この番組、暗い音楽と「家畜みたい」「貧乏」「人間としての尊厳がない」などという言葉でショックを与えるのですが、実際の数字などはちらっと言うだけ。何度も一時停止したり戻ったりして書き留めて、計算してみたら「なあんだ、そこまでひどくないじゃない(セキュリティー以外は)」と思いました。ま、だからと言って決して誉められた待遇ではありませんが。
皆さんへの情報、有難うございます。
はい、多分どこの本屋さんでも注文できると思います。私も昔はよく注文していました。
今は本屋さんのある町まで足を延ばす事が難しくなってしまったので、アマゾンはとても便利だったのですが・・・。
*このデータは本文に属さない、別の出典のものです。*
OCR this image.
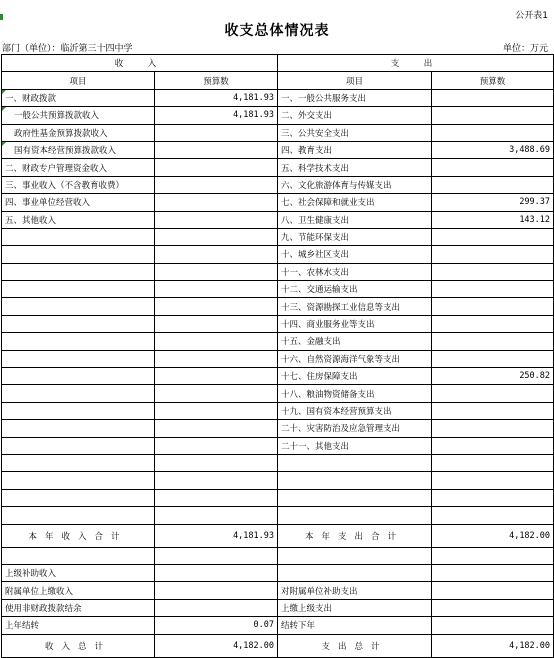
公开表1
收支总体情况表
部门（单位）：临沂第三十四中学	单位：万元
收　入		支　出	
项目	预算数	项目	预算数
一、财政拨款	4,181.93	一、一般公共服务支出	
一般公共预算拨款收入	4,181.93	二、外交支出	
政府性基金预算拨款收入		三、公共安全支出	
国有资本经营预算拨款收入		四、教育支出	3,488.69
二、财政专户管理资金收入		五、科学技术支出	
三、事业收入（不含教育收费）		六、文化旅游体育与传媒支出	
四、事业单位经营收入		七、社会保障和就业支出	299.37
五、其他收入		八、卫生健康支出	143.12
		九、节能环保支出	
		十、城乡社区支出	
		十一、农林水支出	
		十二、交通运输支出	
		十三、资源勘探工业信息等支出	
		十四、商业服务业等支出	
		十五、金融支出	
		十六、自然资源海洋气象等支出	
		十七、住房保障支出	250.82
		十八、粮油物资储备支出	
		十九、国有资本经营预算支出	
		二十、灾害防治及应急管理支出	
		二十一、其他支出	

本年收入合计	4,181.93	本年支出合计	4,182.00

上级补助收入			
附属单位上缴收入		对附属单位补助支出	
使用非财政拨款结余		上缴上级支出	
上年结转	0.07	结转下年	
收入总计	4,182.00	支出总计	4,182.00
確かにパッケージは無駄なゴミを増やしますね。
私にとっても、色々と考え直すいいきっかけになりました。
はい、そうです。春を告げる花として特別愛されていますよね。
急にあたたかくなって、今日はこれらももう咲いていました。鳥も歌い始めたし、出勤時も段々明るくなってきて、気持ちが軽くなる感じです。
きちんとした裏付けもなく、こんなコメントをして煽動することは間違っていませんか?
私がこの記事を書いた理由は、このルポルタージュが余りにもセンセーショナルに作られていたので、「現代の奴隷市場」などの言葉を鵜呑みにしないようにという警告が一つ。もう一つはこういう不買運動はストライキのように、少しでも多くの人が参加して一気に解決させるのがいいと思ったからです。
ドイツでこのアマゾン不買運動が起きてから、アマゾンは問題の極右セキュリティー会社を解約したそうです。そういう労働環境の改善が行われるためなら、決して間違いではないのではないでしょうか。